- Born: Isabella Amaryllis Charlotte Anstruther-Gough-Calthorpe 3 March 1980 (age 46) Winchester, Hampshire, England
- Education: Bradfield College; University of Edinburgh; London Academy of Music and Dramatic Art;
- Occupation: Actress
- Years active: 2004–present
- Spouse: Sam Branson ​(m. 2013)​
- Children: 2
- Parents: John Anstruther-Gough-Calthorpe; Lady Mary-Gaye Curzon;
- Relatives: Gabriella Calthorpe (paternal half-sister); Cressida Bonas (maternal half-sister); Sir Richard Branson (father-in-law); Edward Curzon, 6th Earl Howe (maternal grandfather);

= Isabella Calthorpe =

English socialite, actress and model (born 1980)

Isabella Amaryllis Charlotte Branson (born 3 March 1980) is an English socialite, actress and model.

==Early life==
Isabella Amaryllis Charlotte Calthorpe, known by intimates as Bellie, was born on 3 March 1980 in Royal Hampshire County Hospital in Winchester. She is the daughter of John Anstruther-Gough-Calthorpe and Lady Mary-Gaye Georgiana Lorna Curzon. Her paternal grandfather is Brigadier Sir Richard Anstruther-Gough-Calthorpe, 2nd Baronet and her maternal grandfather is Edward Curzon, 6th Earl Howe.

She has two full siblings (elder sister Georgiana, an artist, and younger brother Jacobi), and four half-siblings: two from her father's second marriage, including actress Gabriella Calthorpe; one from her mother's first marriage; and one from her mother's third marriage, the actress Cressida Bonas.

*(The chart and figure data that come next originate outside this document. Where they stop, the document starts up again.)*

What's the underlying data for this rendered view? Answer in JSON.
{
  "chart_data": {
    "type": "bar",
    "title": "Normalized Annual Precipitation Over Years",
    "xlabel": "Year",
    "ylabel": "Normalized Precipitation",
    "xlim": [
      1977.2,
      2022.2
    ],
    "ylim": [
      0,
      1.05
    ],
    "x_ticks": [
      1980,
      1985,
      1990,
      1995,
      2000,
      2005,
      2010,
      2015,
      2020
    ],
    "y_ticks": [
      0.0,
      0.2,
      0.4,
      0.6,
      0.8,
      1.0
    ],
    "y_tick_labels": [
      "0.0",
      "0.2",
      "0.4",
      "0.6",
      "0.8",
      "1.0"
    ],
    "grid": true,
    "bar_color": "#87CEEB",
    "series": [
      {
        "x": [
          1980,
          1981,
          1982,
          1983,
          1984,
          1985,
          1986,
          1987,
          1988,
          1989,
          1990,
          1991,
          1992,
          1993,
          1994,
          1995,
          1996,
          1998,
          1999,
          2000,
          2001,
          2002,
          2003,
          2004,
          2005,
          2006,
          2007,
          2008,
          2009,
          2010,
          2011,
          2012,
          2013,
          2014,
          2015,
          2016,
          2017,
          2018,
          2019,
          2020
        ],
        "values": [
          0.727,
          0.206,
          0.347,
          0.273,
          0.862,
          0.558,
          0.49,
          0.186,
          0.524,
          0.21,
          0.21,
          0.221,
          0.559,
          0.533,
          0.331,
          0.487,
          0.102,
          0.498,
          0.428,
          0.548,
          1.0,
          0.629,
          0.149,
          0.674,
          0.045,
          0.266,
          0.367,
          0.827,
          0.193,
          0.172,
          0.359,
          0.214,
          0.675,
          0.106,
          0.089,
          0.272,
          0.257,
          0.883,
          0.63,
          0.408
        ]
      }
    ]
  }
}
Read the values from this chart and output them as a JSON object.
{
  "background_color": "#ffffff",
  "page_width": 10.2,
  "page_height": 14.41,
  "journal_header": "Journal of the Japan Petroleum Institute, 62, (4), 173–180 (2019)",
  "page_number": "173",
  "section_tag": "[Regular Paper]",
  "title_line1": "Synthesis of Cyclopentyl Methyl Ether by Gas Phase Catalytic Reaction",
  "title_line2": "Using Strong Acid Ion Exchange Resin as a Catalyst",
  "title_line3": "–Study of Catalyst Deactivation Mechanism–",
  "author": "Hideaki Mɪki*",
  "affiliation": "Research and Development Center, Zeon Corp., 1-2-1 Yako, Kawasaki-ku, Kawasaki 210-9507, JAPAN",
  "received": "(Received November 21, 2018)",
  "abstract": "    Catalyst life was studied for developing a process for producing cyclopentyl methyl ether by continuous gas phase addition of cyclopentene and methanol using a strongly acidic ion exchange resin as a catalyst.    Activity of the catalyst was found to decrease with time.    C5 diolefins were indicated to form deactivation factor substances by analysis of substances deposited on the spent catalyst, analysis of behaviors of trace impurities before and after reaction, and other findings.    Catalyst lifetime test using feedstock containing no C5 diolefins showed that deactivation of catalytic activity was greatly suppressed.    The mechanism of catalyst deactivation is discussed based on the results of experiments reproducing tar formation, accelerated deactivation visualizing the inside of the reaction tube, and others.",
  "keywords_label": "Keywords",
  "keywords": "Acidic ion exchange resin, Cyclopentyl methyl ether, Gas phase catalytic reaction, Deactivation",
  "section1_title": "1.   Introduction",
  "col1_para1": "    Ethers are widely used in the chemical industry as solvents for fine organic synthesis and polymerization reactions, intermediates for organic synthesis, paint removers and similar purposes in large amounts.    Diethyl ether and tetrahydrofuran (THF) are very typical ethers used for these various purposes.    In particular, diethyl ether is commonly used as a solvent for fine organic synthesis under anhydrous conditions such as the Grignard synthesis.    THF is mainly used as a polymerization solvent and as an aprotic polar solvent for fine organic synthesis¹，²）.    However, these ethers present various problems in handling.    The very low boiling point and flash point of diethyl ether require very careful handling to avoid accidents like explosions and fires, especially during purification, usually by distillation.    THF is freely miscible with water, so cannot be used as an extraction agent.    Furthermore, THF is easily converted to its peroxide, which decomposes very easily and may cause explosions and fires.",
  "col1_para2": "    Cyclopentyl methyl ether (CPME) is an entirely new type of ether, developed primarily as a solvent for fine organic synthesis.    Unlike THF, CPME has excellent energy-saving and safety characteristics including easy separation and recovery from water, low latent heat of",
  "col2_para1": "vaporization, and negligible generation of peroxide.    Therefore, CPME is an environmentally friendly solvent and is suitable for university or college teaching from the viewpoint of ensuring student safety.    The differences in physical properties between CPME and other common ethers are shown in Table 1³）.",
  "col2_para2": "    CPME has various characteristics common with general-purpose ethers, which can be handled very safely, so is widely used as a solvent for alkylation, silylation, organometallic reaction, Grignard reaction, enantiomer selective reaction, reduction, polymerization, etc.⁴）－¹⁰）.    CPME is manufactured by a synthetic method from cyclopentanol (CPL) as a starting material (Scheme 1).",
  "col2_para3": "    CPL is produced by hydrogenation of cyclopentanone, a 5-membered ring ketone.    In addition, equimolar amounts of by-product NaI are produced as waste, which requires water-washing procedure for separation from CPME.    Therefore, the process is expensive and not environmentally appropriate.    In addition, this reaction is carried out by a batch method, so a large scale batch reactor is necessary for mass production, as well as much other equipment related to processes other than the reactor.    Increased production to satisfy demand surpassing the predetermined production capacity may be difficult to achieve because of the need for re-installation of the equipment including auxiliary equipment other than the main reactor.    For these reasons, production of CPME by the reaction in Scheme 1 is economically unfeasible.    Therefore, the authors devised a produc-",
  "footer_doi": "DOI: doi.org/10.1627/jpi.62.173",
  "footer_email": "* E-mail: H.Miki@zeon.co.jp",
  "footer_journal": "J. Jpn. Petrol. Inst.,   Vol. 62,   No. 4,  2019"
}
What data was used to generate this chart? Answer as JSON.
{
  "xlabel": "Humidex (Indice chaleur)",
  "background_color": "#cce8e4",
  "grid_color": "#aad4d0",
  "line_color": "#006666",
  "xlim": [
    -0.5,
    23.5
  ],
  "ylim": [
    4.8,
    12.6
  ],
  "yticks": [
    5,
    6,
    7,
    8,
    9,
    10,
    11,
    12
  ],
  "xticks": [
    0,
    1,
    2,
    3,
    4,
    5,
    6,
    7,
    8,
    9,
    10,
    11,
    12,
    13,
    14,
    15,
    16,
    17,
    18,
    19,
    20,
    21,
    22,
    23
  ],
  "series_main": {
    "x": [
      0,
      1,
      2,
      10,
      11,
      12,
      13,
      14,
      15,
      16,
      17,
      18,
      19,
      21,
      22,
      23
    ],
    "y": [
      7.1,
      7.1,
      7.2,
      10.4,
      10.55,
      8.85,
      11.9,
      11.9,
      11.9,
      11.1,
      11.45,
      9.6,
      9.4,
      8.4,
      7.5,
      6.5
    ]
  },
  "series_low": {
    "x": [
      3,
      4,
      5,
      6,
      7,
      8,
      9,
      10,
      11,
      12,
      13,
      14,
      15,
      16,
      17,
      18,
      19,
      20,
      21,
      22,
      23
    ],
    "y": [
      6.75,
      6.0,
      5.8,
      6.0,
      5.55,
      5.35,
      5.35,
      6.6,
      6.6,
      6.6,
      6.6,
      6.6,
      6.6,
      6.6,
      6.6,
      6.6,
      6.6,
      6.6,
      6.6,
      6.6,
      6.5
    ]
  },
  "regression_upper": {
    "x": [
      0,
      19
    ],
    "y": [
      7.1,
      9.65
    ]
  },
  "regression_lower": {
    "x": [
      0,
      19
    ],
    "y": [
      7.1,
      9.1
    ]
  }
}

Calthorpe was educated at Heathfield School, Ascot, and Bradfield College, before going on to study Classics and Art History at the University of Edinburgh.

== Career ==

After attending the London Academy of Music and Dramatic Art from 2003 to 2005, she became a stage actress. She has also appeared in films Stage Beauty and How to Lose Friends & Alienate People, and the television series Harley Street and Trinity.

=== Filmography ===

| Year | Title | Role | Notes |
|---|---|---|---|
| 2004 | Stage Beauty | Lady Jane Bellamy |  |
| 2006 | The Inspector Lynley Mysteries | Emily Proctor | Episode: Chinese Walls |
| 2008 | Harley Street | Miranda Cost | episodes 1 and 2 |
| 2008 | How to Lose Friends & Alienate People | Anna |  |
| 2009 | Trinity | Rosalind Gaudain | 8 episodes |
| 2009 | The Prisoner | 765 – Wonkers | 2 episodes, "Episode 1: Arrival" and "Episode 2: Harmony" |
| 2010 | 13Hrs | Sarah Tyler | (released as "Night Wolf" in the USA) |
| 2011 | Blooded | Liv Scott | feature directed by Ed Boase |
| 2013 | Fedz | Detective Carter |  |

==Personal life==
While single, she appeared regularly in the society pages of Tatler, Harper's Bazaar and Hello!

On 6 March 2013, she married Sam Branson, filmmaker, former model, and son of business tycoon Sir Richard Branson. The couple married at his father's private safari lodge near Kruger National Park, with guests including Princess Beatrice of York and Princess Eugenie of York.

The couple's first child, a daughter named Eva Deia Branson, was born on 19 February 2015. They had their second child, a son named Bluey Rafe Richard Branson, on 18 January 2017.